Nous n’attendons pas grand-chose, sauf énorme surprise, de la rencontre des dirigeants du G7 à Evian. Ce raout causera plus d’ennuis aux riverains du Léman qu’il n’apportera d’améliorations à l’état du monde. Souhaitons au moins le beau temps à ces éminents vacanciers.

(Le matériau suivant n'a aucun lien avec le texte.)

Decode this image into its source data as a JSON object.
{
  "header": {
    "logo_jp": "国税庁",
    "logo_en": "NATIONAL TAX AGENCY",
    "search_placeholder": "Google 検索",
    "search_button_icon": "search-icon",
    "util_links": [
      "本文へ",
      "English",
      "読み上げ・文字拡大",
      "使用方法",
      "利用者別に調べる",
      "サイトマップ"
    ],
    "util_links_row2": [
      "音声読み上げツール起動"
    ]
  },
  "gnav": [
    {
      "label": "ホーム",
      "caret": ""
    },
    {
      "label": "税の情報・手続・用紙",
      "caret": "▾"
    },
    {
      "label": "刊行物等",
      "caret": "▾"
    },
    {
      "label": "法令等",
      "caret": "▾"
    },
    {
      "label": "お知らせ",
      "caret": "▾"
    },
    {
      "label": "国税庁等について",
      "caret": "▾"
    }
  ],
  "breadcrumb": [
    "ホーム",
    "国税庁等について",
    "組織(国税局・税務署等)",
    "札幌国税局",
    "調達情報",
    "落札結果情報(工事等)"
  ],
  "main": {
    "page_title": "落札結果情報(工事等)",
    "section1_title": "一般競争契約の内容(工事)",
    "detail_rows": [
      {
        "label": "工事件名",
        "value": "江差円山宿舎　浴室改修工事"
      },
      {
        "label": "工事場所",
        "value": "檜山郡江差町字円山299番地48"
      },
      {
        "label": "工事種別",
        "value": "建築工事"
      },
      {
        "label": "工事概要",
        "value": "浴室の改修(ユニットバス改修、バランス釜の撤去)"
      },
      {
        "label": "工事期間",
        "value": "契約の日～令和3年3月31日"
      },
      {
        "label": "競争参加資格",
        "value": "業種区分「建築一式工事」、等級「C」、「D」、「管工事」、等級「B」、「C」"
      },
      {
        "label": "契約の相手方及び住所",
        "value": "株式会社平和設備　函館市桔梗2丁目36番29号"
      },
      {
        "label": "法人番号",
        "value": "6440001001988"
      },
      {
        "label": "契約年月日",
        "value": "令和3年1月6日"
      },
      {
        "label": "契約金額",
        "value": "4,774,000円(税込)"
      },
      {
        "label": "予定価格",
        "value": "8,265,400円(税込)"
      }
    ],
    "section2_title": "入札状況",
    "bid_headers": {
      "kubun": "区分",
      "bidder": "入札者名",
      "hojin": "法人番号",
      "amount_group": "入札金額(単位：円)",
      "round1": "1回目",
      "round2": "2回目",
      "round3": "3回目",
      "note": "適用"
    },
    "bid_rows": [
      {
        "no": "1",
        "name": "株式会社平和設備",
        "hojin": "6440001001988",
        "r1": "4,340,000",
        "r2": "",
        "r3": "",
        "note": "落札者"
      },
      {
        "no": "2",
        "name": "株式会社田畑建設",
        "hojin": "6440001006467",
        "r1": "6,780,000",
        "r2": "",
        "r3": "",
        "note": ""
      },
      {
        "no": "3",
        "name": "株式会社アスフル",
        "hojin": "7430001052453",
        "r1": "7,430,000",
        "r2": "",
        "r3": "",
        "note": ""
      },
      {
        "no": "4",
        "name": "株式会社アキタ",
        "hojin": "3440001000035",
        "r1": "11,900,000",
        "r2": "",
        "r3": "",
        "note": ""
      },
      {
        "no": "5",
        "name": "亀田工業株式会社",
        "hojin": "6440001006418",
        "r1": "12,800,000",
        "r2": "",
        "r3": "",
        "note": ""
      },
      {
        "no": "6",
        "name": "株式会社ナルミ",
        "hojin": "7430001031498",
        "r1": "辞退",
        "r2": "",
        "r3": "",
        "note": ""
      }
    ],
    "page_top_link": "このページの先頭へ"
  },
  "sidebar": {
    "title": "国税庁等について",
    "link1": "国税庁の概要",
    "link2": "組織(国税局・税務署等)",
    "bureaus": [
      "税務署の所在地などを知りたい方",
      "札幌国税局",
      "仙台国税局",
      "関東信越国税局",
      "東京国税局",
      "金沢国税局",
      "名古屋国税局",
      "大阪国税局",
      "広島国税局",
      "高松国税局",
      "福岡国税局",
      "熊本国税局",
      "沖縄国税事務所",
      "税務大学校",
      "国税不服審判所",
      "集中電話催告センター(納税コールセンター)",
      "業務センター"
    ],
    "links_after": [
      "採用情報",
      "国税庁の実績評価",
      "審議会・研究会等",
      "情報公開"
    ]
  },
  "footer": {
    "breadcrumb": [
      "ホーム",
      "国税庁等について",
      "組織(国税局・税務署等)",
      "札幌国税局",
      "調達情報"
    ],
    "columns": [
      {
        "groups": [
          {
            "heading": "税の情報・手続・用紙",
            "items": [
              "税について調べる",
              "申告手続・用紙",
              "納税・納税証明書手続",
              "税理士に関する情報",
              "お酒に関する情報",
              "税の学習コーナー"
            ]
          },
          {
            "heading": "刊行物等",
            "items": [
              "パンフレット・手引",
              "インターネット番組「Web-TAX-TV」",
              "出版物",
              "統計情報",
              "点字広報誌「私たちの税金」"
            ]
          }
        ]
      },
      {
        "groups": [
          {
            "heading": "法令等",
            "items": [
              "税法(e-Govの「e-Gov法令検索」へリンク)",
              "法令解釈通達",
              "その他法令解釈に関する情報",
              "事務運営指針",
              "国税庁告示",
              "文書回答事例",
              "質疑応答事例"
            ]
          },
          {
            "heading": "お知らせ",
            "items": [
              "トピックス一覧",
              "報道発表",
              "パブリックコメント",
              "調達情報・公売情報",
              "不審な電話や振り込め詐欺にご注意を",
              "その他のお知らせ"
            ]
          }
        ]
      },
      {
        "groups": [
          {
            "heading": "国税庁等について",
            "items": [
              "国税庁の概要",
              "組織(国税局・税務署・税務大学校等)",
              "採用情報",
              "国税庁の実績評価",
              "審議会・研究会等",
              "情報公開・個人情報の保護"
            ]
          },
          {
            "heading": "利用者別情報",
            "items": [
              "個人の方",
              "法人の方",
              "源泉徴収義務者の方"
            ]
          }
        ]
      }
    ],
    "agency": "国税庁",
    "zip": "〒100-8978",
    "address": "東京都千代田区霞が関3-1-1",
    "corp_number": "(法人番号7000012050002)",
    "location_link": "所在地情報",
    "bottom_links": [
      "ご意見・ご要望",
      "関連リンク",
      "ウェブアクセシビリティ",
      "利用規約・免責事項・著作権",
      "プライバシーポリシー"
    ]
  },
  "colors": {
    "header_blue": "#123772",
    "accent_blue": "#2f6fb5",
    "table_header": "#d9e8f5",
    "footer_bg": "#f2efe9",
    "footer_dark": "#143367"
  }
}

Mais la probable inutilité de ce sommet ne justifie pas les manifestations annoncées de contestataires de tous poils. Que dénoncent-ils, d’ailleurs? Une double page d’interviews de certains animateurs du «contre-sommet», dans 24 heures du 29 mai, nous propose une avalanche de motifs de révolte; il vaut la peine d’en citer quelques passages. Un programme de discussion a été élaboré; il comprend quatre axes: anti-impérialisme et antiracisme; féminisme et mouvement queer; anticapitalisme et écologie; antifascisme. Ceux qui jugeraient ce programme hétéroclite se voient répondre: L’ordre international conjugue divers systèmes d’oppression qu’il faut expliquer et démonter pour les comprendre. Mais le combat pour le féminisme va-t-il vraiment de pair avec la condamnation de l’impérialisme? Le G7 produit les mêmes mécanismes de pouvoir que ceux qui stigmatisent les femmes, mais aussi les personnes racisées, invalides, queer ou trans. Il y a convergence des luttes.

Et le risque de débordements violents nous vaut cette perle d’hypocrisie: S’adresser à des individus qui commettent des violences sur des objets n’est pas notre priorité. Ce qui nous intéresse, ce sont les politiques globales. Chacun choisit sa méthode pour réagir à la violence dominante qui vient du capital.

Quel monde veulent-ils, au fait? Communiste, anarchiste, woke? Ça n’a pas d’importance. L’essentiel est de casser le système, et peut-être quelques vitrines.